Once your bot is working, evaluate its performance. Can it defeat your original MyBot from part 1? Does it perform better against AggressiveBot than MyBot did? In other words, does the lookahead tree search give you any benefit?

hints

Here are two possible ways to generate actions:

Every action is a ChooseCommand, a PlaceAction or a MoveAction. With this approach, on each turn player 1 performs two actions (a PlaceAction followed by a MoveAction), and then player 2 performs two similar actions. So you will need to modify your expectiminimax or MCTS implementation so that actions do not necessarily alternate; instead, the player() method in the Game interface determines who will play next. Actually this is not so difficult: in a minimax (or negamax) tree a node can reasonably have child nodes representing actions by the same player, as long as the minimax implementation ensures that every node by player 1 is maximizing.
Every action is a ChooseCommand or a PlaceMoveAction. A PlaceMoveAction is an entire move by one player, so this will allow you to use a traditional minimax tree in which player 1 and player 2 alternate. In your placeArmies() method, call your expectiminimax or MCTS implementation to generate a PlaceMoveAction. You will need to return this PlaceMoveAction's PlaceCommands from placeArmies(), and return its MoveCommands from a subsequent call to moveArmies(). You can do that by caching the PlaceMoveAction (or its MoveCommands) in your GameBot object until moveArmies() is called.

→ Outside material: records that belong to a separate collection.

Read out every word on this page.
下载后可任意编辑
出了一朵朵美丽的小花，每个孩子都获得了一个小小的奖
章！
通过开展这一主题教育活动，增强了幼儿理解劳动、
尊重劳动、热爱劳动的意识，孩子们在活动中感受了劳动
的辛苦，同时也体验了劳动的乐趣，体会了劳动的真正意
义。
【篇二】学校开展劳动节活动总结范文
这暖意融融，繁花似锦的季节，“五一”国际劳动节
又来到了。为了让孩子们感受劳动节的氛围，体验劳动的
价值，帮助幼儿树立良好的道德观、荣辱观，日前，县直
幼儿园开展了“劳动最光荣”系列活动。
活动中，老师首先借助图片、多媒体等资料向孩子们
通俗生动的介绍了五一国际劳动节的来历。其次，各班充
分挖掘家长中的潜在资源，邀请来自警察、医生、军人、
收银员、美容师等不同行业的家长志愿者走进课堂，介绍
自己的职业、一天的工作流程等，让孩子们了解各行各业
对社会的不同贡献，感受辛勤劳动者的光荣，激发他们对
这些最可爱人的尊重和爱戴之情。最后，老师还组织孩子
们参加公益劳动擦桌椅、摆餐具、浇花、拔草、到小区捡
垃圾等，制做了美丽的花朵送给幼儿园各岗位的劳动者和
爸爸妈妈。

You will probably want to experiment with various parameters of your implementation. For either search method (expectiminimax or MCTS), you may wish to experiment with

number (and nature) of actions proposed for any state

For expectiminimax, you can also tune

search depth
evaluation function
number (and nature) of possibilities returned by Game.possibleResults()

For MCTS, you may want to experiment with

search time
number of determinizations
base strategy
exploration constant C_p

If you have two variations of your strategy, you can use the Runner class linked above to have them play each other. This will be faster than running ConquestFightConsole to make two bots play each other, since the bot mechanism in Warlight is complicated and slow, whereas the Runner class will access the forward model directly.

4. Warlight Tournament

All entries received before the soft deadline for this assignment will automatically entered into a tournament in which your bots will play each other. In the tournament, each bot will run in a virtual machine with a maximum heap size of 4 Gb and will have up to 3 seconds to make each move. When I run the tournament I'll use a slightly higher hard limit such as 3.1 seconds, so don't worry about going a few milliseconds over 3 seconds. If a bot fails to respond in time, it will make no move that turn, but will not automatically lose the game. Each bot will play several games against every other bot. I will have the bots switch sides after every game if possible.

I will accept only single-threaded bots since the focus of this class is algorithms, not multi-threaded programming.

Your tournament entry does not have to use a tree search! If your hand-coded bot performs better or you want to use some other algorithm, that is fine too. In your submission to me, if you have multiple bots then please indicate which one of them is tournament-worthy.